What to Expect When Traveling by Rental Car in Malaysia
Here in Malaysia, we drive on the left side of the road. The majority of cars you will see as well as the cheapest cars to rent will be Malaysia made brands. The two Malaysian car brands are Perodua and Proton. They are nothing special.
Depending on who you rent from you will have the option of cars which are of better quality than the Malaysian brands. With some companies you can even rent luxury brands, but the price will be quite high.
Finally, some companies offer alternate pick-up and drop off locations in case you would like to go cross country and not have to drive back to your starting point.
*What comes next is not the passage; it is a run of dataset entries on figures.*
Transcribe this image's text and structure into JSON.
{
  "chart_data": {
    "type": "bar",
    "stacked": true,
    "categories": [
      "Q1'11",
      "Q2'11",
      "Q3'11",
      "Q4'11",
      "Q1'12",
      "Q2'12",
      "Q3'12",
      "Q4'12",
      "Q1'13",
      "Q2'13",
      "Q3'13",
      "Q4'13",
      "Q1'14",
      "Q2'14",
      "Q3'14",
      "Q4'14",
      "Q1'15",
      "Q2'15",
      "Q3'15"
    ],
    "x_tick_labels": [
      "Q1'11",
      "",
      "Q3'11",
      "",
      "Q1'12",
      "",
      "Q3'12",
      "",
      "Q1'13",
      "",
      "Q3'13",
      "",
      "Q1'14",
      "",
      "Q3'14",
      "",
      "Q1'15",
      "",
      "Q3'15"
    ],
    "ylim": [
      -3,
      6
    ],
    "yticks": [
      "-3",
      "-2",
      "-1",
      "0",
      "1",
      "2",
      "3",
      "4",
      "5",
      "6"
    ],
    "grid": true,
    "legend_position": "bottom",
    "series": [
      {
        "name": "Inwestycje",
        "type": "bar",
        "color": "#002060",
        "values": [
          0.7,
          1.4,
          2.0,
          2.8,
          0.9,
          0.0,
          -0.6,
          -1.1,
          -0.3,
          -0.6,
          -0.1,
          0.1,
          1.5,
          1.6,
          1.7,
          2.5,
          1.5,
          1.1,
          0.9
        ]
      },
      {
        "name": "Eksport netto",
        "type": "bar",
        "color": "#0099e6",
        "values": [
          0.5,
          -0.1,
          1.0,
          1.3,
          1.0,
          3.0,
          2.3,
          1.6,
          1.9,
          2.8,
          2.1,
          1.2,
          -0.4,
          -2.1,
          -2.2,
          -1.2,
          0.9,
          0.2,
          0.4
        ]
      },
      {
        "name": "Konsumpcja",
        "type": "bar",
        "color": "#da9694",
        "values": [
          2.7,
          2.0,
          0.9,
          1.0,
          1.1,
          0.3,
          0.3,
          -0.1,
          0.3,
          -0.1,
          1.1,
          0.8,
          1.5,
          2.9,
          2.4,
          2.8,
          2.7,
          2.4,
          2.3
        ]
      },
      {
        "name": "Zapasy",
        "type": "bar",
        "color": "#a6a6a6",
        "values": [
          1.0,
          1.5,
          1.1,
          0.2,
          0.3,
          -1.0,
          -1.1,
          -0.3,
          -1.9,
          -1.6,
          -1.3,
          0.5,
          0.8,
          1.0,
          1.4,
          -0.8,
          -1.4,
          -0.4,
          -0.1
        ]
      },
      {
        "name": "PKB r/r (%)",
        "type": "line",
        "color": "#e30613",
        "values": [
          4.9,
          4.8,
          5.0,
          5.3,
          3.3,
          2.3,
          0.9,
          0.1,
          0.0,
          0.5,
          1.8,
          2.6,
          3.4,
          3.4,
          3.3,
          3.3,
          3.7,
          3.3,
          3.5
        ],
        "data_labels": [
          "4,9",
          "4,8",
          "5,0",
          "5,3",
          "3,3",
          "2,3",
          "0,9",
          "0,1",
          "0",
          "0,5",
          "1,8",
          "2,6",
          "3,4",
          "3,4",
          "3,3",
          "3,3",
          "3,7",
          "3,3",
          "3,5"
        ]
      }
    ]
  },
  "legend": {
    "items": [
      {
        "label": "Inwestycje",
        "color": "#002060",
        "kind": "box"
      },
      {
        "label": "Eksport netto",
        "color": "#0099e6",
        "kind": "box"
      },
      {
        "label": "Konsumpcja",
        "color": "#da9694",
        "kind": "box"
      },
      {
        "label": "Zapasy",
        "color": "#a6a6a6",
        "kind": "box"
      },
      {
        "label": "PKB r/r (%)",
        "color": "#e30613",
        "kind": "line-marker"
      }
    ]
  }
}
How are the Roads in Malaysia?
The roads in Malaysia are well maintained and a generally good quality. There are highways between the bigger cities. When you get off of the main highways and on to the byways, the quality can vary.
If you are traveling off the beaten path, there is a possibility the roads may not be in great shape. The roads in Borneo are a completely different story.
What is the Traffic Like in Malaysia?
As you would expect, the traffic in the cities, particularly Kuala Lumpur can be quite heavy, particularly during rush hour. Aside from that, traffic moves pretty well in most towns and villages.
Although the traffic tends to move well, don’t always expect to go flying down the road. There is inevitably a lorry clogging up the flow somewhere.
Finally, the layout of the roads doesn’t always make sense in Malaysia. Is it poor planning or something else? I don’t know. However, by using google maps or waze, you should be just fine to find your way around.
Renting a Car in Malaysia
Where to Rent a Car
Most cities and large towns in Malaysia have some sort of car rental. There are plenty of car rental companies at the major airports. There are also some major car rental companies such as Avis, Hertz, Thrifty, and Europcar.
Final Thoughts on Getting Around in Malaysia
You certainly won’t have any trouble getting around in Malaysia. As you have read above, the options are robust, affordable, and convenient.
My top choice for transportation in Malaysia is by airplane. Going by train is a great way to take in the countryside in relative comfort. Bus travel can sometimes be the most convenient if the journey is short. Finally, ferry travel will get you to the islands, but it’s probably not a method you will use for most of your domestic travel in Malaysia.